AGL Energy abandons major offshore windfarm project in a blow to Victoria’s green transition
AGL Energy has abandoned its offshore wind-powered electricity generation project in Victoria’s Gippsland region, dealing a significant blow to the state’s renewable energy transition plans.
AGL Energy has walked away from its Victorian offshore wind-powered electricity generation ambitions, becoming the third project to collapse and throwing into disarray that state’s plan to use the zero-emission source as a replacement for coal.
The decision marks the highest-profile exit from Victoria’s offshore generation sector to date and underscores the challenges facing Australia’s most fossil fuel-dependent state.
The company, along with its partners, has surrendered its so-called feasibility licence for a project in Gippsland, effectively halting plans to explore the potential for running large-scale offshore turbines in the region.
Victoria has placed offshore generation at the centre of its strategy to reduce emissions and secure new energy sources as coal-fired power plants are decommissioned over the next decade.
Two other offshore wind-powered generation projects have already been shelved, raising concerns about the state’s ability to deliver on its 2032 offshore wind target. Another nine developments remain, although only a few are undergoing substantial works.
The collapse of AGL’s proposal 2.5 gigawatt project is a blow to the federal government, which has attempted to prop up developments by waiving ongoing licence fees – reportedly worth close to $1m annually.
The viability of the industry was earlier dented when the Victorian government postponed a scheduled auction which developers said was critical to provide clarity. The Victorian government had previously denied a report by The Australian that a delay to the auction was under consideration.
State government officials had hoped that Gippsland, with its relatively favourable wind conditions and proximity to the national electricity grid, could become a hub for large-scale renewable energy investment.
A spokesman for AGL said the company and partners had determined that the project, known as Gippsland Skies, would cease.

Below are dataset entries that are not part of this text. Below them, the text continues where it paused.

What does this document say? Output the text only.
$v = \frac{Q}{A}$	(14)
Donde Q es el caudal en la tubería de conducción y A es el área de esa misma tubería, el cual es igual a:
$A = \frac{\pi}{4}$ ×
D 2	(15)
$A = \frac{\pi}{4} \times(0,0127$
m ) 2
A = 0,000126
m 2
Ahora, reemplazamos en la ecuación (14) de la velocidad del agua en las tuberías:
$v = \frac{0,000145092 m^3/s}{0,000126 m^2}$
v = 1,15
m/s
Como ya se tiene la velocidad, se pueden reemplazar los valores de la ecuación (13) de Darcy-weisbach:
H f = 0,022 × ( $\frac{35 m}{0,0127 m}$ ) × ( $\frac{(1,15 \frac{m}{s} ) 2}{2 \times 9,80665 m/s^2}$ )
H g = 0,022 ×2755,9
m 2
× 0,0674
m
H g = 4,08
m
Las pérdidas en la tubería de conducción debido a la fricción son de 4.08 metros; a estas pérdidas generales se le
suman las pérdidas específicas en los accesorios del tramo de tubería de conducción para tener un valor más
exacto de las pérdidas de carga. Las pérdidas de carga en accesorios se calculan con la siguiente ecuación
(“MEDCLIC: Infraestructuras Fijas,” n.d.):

“Gippsland Skies has made the decision to discontinue feasibility studies for a potential offshore wind project off the coast of Gippsland,” the spokesman said.
“AGL will prioritise options in its development pipeline of onshore wind, batteries, pumped hydro and gas firming projects, including an expectation of taking final investment decision on 900MW of grid-scale batteries in the next 12 to 18 months.”
The Victorian government has insisted the sector is on course.
Victoria’s reliance on coal has made the transition to renewable energy more urgent.
The Yallourn and Loy Yang coal-fired power stations, which supply a significant portion of the state’s electricity, are set to be retired in the next decade.
Without new zero-emission generation coming online, households and businesses could face higher energy costs and the state may struggle to meet emissions-reduction targets.
Earlier this week, Victoria’s Auditor-General said the state’s offshore wind-powered electricity generation targets were not on course and that the closure of EnergyAustralia’s Yallourn coal-fired power plant would leave the state grid precariously placed.
Victorian opposition energy spokesman David Davis said the decision underscores the “shambolic” nature of the state’s grid.
“The decision of AGL to abandon offshore wind in Victoria is a body blow to Labor’s offshore wind plans and to critical energy supply,” Mr Davis said.
“Victorians are increasingly at risk of blackouts because of the incompetence of (Premier) Jacinta Allan and her energy minister, Lily D’Ambrosio. Supply is less secure – energy prices have surged hitting businesses and families for a six.”
While AGL’s withdrawal is a blow to proponents for an accelerated transition away from fossil fuels, it is likely to be welcomed by the energy company’s shareholders.
AGL faces one of the most ambitious and expensive overhauls in corporate Australia as it works to retire its ageing coal-fired power stations and replace them with low-emissions assets, including large-scale solar, wind and battery projects.
The company plans to spend up to $20bn by 2035 to build about 12 gigawatts of new generation and storage capacity – a goal which will demand tight cost control at a time when profit margins are already under pressure.
While AGL had dramatically grown its renewable energy pipeline to 11 gigawatts and it has committed to near-term expansions of its battery network, the upfront outlay is considerable.
The company has said that higher capital spending would weigh on its near-term earnings, and that underlying profit in the 2026 financial year would be between $500m and $700m – compared to FY25’s $640m result.
Industry experts say the decision underscores the financial and technical challenges facing large-scale offshore-based wind projects in Australia.
Regulatory hurdles, transmission constraints and the sheer scale of upfront investment make the sector a risky proposition for developers, particularly as states and the federal government work to co-ordinate policy incentives.